Kriminalität Nach tödlichem Schuss bei Kirmes: Festnahme

Am Kirmesgelände in Lüdenscheid wird ein Passant erschossen. Die Mordkommission vermeldet am Abend einen ersten Fahndungserfolg. Spezialkräfte hatten eine Wohnung durchsucht.

Polizeibeamte gehen über das Kirmesgelände Hohen Steinert.
Foto: Markus Klümper/dpa Polizeibeamte gehen über das Kirmesgelände Hohen Steinert.
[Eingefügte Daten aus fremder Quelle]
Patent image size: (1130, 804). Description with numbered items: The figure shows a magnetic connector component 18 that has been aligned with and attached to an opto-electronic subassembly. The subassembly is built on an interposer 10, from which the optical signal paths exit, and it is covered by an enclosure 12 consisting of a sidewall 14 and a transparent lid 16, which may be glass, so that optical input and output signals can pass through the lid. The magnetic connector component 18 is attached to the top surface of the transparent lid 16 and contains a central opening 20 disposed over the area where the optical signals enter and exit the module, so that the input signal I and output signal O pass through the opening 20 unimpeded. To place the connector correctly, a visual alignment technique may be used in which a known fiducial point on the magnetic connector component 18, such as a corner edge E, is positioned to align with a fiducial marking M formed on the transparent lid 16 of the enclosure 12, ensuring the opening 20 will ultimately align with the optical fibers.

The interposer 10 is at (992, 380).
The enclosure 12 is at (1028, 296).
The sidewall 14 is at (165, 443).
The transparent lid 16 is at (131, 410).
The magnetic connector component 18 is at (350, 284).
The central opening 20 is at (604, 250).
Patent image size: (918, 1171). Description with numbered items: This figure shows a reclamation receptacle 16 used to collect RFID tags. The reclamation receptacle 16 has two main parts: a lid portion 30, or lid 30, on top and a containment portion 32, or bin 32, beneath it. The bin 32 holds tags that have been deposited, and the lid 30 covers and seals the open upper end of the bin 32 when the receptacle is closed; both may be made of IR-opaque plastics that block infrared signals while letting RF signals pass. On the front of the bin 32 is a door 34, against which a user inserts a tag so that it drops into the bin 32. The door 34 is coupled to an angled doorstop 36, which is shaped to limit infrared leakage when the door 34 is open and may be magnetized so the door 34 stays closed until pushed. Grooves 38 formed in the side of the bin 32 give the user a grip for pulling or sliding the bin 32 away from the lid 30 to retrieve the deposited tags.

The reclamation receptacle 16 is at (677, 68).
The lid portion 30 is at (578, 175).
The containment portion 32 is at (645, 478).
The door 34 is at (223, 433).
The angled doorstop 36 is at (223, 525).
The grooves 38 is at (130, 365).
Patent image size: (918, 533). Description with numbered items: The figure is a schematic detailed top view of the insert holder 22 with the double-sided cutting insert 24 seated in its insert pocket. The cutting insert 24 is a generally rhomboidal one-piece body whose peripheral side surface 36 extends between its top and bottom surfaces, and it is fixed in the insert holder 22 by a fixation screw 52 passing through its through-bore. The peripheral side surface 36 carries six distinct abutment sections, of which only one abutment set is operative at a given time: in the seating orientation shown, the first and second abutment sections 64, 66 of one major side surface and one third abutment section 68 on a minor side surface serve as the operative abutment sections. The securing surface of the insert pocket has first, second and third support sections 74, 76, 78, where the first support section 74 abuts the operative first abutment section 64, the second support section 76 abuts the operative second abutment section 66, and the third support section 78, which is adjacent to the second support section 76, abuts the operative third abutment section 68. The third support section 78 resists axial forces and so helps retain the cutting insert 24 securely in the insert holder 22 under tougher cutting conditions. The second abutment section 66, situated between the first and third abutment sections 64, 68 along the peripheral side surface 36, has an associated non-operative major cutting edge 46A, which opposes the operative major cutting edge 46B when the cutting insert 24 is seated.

Lüdenscheid (dpa/lnw) - Nach dem tödlichen Schuss auf einen 40-Jährigen bei einer Kirmes in Lüdenscheid haben die Ermittler am Montagabend einen Mann gefasst. Laut gemeinsamer Mitteilung von Polizei und Staatsanwaltschaft nahmen Spezialkräfte einen Tatverdächtigen in Lüdenscheid fest und durchsuchten seine Wohnung. Zu weiteren Details, Alter und Hintergründen wollten sich die Ermittler am Abend vorerst nicht äußern.

Am Montag hatten die Ermittler noch eine Öffentlichkeitsfahndung auf der Basis von Videomaterial vorbereitet, wie die Staatsanwaltschaft in Hagen am Vormittag mitteilte. Aus einer sechsköpfigen Gruppe sollen demnach nach einem Streit Schüsse abgefeuert worden sein, die offenbar einen Unbeteiligten trafen. Die Mordkommission hatte bereits mehrere Zeugen vernommen.

Auf einer Kirmes in Lüdenscheid im Nordwesten des Sauerlandes war es am Samstagabend zu einer «körperlichen Auseinandersetzung» zwischen einem 16-Jährigen und der sechsköpfigen Gruppe gekommen. Als der Jugendliche und sein 52-jähriger Vater die Gruppe zur Rede stellen wollte, seien diese in ein Wohngebiet geflüchtet.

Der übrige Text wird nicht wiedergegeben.